I had the glucose test done, and luckily all looked great with regards to my blood sugar.
Iron, however, came back on the low side. So, I am now taking iron and vitamin C supplements.
I honestly don’t even know what my emotions are anymore.
I know I’m ready for William’s arrival. I am ready for my pain to be gone. I am ready to no longer be pregnant.
I am ready with his room. The cloth diapers are all washed. The newborn-3 month clothes are all washed and put away.
Emotionally… I don’t think I can prepare, though.
I know that I’m sad about April and miss her so much. I know that William’s arrival is going to be a reminder of losing April and hard in many ways.
I know that I’m not feeling ready to breastfeed again.
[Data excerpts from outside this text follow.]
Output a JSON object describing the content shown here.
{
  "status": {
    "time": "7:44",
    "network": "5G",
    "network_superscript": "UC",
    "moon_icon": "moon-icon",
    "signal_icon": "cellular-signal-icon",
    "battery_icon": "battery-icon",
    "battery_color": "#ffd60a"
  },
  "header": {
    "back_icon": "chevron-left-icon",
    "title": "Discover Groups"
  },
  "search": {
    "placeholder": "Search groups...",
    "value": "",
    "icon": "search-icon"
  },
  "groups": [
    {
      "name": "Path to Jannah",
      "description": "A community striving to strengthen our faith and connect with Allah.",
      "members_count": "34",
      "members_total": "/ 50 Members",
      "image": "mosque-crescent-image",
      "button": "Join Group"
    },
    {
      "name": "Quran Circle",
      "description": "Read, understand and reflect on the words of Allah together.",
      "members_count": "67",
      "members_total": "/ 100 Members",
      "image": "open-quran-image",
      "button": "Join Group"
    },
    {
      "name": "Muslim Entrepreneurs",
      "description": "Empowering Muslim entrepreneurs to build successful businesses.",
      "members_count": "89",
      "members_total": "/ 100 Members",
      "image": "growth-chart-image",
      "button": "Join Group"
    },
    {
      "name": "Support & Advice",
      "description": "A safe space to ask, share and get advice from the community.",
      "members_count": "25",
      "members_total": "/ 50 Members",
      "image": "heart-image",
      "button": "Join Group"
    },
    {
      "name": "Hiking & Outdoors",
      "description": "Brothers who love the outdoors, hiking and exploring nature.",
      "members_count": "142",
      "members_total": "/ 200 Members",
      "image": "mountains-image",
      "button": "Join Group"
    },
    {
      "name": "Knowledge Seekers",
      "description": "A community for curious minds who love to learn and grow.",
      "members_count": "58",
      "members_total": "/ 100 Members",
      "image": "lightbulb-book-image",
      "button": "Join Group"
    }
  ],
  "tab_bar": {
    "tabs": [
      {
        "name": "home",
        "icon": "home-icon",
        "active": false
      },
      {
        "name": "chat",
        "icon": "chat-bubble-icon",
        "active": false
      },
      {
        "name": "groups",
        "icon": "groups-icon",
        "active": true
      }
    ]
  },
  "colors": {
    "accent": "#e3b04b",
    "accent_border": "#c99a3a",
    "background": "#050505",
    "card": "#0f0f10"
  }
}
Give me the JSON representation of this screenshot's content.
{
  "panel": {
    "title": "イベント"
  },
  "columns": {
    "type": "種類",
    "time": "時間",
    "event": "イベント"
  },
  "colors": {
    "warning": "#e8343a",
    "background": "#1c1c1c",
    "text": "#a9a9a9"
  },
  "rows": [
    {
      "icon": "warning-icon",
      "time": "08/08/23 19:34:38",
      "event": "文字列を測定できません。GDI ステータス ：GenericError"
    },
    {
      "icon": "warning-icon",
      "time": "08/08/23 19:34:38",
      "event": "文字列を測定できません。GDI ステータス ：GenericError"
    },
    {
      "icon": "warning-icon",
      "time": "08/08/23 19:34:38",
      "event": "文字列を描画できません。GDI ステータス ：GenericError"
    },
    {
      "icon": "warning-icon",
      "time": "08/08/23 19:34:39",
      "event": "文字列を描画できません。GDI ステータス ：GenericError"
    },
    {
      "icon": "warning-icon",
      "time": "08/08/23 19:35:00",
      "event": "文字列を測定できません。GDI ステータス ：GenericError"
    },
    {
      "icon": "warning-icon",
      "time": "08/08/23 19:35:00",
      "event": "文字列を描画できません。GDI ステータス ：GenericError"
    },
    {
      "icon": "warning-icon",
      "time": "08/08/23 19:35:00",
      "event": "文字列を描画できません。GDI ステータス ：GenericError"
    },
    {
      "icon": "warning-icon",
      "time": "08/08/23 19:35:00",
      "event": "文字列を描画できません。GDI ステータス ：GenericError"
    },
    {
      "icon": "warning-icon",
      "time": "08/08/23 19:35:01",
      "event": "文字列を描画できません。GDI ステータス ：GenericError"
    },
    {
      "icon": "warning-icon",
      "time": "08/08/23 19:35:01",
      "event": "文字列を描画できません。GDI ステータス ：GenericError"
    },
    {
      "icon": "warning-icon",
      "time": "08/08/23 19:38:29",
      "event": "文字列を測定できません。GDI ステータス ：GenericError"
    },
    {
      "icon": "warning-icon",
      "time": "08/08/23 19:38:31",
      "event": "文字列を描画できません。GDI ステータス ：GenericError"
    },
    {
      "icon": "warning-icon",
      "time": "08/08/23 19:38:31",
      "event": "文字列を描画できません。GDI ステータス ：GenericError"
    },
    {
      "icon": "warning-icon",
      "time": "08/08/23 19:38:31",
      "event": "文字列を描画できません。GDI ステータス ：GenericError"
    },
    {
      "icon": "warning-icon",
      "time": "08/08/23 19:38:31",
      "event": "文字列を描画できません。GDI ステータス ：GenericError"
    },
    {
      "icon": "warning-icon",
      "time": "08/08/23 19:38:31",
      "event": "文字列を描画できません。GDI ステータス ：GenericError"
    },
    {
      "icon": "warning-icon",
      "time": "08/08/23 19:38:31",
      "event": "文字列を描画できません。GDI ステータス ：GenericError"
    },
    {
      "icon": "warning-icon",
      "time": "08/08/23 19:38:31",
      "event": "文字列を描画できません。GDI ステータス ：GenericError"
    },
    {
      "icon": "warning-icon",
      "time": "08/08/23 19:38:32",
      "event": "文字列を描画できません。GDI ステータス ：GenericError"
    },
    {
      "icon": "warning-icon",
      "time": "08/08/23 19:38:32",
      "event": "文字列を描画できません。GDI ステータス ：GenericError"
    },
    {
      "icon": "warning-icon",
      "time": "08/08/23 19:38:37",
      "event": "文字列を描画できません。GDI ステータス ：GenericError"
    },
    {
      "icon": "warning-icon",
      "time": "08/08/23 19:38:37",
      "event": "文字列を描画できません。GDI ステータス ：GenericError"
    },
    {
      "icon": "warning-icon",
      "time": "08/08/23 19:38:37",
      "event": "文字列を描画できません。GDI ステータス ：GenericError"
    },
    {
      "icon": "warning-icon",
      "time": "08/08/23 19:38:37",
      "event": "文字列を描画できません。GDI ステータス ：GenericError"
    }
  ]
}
I know that I haven’t even looked at how William’s schedule is going to work with Caroline’s.
I think I’m avoiding looking at all of these things until I have a live, healthy baby in my arms.
Morbid to many, I’m sure. But to moms that have lost a baby, they get it. There’s the uncertainty. And so I’m not letting myself get too excited yet.
My type A personality will win sooner or later, and start planning and prepping myself mentally. But for now, I am just focused on the finish line.
My husband just wants William to get here already so that I am not in so much pain.
And Caroline… well she wants William to be April.
We are all struggling with something right now and ready to just be in our next chapter with William in our arms.